All in all, he’s only here for a few hours, then he drives off again, I don’t see him drive off but he and Mum go outside and I hear the deep throb of an engine, then Mum returns slightly rumpled and mussed – she got a goodbye kiss at least.

SSSSSSSSSS

It’s been over a year now since Dad visited, my second birthday has come and gone and this past year has been my first year of pre-school, and now it’s almost Halloween. I have high hopes for Halloween, as an Australian in my last life we didn’t really have Halloween but so many US movies and TV shows hyped them up, so a childhood where spooky season is a thing – hell yeah! Though the last year we didn’t do anything as a 1-year-old isn’t going to enjoy masks and is too young for candy, but 2-year-old me is already displaying 3-year-old milestones (full coherent sentences, walking and running, make-believe aka tea parties with my dolls, and more) so Mum is planning on taking me to her mother’s group’s Halloween play date. Granny made me an adorable costume, a ladybug dress with a spotty cape for wings and an antennae headband, and my damn kid instincts have me demanding to wear it every day.
Our Halloween plans are rousted when Dad show up. He takes me and Mum out for a lovely family dinner instead of the party, though I still get to wear my ladybug outfit to the restaurant.

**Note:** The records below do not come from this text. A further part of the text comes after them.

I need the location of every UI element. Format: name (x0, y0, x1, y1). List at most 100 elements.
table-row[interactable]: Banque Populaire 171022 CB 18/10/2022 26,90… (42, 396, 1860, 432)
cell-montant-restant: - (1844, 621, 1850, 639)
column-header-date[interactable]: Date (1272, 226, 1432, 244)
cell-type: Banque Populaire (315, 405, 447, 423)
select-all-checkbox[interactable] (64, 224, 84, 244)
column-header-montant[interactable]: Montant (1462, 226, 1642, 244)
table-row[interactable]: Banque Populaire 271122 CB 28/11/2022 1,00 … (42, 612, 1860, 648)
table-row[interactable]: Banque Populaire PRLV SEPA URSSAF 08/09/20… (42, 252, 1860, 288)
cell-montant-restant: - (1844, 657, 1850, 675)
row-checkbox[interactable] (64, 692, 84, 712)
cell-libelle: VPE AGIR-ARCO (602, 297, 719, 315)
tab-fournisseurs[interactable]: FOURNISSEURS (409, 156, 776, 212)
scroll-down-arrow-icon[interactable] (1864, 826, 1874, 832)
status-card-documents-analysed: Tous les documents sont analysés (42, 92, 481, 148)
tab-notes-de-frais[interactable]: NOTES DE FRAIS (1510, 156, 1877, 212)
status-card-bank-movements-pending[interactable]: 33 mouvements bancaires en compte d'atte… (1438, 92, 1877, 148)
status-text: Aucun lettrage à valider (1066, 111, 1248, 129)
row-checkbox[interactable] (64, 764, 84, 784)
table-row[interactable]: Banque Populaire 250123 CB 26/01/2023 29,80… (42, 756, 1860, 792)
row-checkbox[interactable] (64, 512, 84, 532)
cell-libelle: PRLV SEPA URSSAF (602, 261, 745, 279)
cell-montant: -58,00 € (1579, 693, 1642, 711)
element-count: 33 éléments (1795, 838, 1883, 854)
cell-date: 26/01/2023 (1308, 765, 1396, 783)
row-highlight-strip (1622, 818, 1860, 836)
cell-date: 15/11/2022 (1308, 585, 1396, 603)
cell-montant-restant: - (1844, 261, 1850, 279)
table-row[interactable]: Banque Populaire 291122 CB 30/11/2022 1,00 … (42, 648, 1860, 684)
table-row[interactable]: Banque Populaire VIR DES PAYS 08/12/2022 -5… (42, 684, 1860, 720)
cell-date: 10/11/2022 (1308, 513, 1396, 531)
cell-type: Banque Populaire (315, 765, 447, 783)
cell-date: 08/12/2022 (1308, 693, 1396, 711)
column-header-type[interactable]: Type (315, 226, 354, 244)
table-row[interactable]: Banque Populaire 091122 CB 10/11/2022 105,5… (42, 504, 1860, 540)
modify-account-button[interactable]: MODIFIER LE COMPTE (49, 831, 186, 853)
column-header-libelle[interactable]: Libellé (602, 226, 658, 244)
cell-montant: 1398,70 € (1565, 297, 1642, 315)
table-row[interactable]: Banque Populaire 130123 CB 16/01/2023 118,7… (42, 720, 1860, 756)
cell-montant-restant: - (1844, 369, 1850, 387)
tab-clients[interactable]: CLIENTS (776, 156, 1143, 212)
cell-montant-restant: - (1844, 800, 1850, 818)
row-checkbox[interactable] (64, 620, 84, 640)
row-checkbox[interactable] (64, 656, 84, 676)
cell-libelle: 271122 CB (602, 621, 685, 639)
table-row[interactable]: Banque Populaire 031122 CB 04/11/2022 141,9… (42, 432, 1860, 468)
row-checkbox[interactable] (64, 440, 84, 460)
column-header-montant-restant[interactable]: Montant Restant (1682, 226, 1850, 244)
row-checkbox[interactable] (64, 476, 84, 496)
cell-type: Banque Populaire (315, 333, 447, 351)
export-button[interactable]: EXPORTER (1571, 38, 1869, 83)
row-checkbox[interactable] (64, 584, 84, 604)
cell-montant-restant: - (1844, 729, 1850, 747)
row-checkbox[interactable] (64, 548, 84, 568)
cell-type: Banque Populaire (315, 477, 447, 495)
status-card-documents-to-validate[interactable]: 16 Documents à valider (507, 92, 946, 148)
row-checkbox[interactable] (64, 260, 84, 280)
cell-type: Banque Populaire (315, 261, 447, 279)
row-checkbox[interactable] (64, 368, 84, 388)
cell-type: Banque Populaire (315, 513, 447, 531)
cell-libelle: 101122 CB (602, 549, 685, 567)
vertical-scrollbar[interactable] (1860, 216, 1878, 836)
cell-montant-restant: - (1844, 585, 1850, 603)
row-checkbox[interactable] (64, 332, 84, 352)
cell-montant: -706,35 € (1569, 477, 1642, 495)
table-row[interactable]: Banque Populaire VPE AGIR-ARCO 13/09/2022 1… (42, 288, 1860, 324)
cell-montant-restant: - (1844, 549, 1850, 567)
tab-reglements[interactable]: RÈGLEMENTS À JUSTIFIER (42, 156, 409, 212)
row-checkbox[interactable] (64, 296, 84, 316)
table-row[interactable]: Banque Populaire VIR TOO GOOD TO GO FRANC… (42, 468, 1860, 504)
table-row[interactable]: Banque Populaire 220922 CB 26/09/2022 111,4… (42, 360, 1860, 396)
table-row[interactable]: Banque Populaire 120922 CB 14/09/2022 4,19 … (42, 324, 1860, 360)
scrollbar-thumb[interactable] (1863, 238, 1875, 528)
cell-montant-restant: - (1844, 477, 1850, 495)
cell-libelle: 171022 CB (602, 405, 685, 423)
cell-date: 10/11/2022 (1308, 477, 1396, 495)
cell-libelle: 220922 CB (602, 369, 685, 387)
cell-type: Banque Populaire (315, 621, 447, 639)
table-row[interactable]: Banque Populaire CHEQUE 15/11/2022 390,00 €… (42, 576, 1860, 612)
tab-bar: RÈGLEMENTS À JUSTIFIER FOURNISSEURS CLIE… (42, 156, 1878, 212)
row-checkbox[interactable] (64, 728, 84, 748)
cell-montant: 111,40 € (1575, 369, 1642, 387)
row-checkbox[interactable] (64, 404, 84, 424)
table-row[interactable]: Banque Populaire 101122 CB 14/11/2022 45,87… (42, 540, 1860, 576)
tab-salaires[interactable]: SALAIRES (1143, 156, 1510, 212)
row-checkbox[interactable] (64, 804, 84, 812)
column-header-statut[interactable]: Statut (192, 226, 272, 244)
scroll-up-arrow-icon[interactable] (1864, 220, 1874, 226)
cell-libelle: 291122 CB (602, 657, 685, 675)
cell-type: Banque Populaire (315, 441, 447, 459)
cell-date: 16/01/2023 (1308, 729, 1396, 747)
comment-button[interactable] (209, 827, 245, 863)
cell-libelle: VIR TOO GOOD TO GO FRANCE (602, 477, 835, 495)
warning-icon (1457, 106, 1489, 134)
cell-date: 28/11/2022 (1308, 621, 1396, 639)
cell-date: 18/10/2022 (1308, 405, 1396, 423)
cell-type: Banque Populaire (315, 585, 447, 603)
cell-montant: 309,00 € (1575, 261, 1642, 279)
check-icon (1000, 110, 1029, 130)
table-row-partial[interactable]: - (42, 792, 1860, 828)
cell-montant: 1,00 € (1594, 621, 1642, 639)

Dad doesn’t seem to like Halloween much (though does give me my much-deserved compliments on my cute outfit). He also remarks about how advanced I am as well, and unlike most the comments seem more genuine, similar to how Jamie’s mum from the mother’s group talks about them. Jamie’s mum is Mum’s best friend and he has 3 older sisters so Jamie’s mum shares a lot of info with Mum about what to expect and how I’m ahead of all her brood when they were my age. I wonder if Dad has other kids too due to his comments, but he would surely mention that right?
Dad stays 2 nights at our place and leaves after a phone call on Thursday evening. Mum is ok but Granny is miffed that he didn’t stay for dinner. I distract them all by asking to wear my ladybug outfit to bed – I am denied but am given a bath with a new ladybug bath toy so my child side is content, my adult side is still convinced I recognize Dad from somewhere, I’m thinking actor maybe.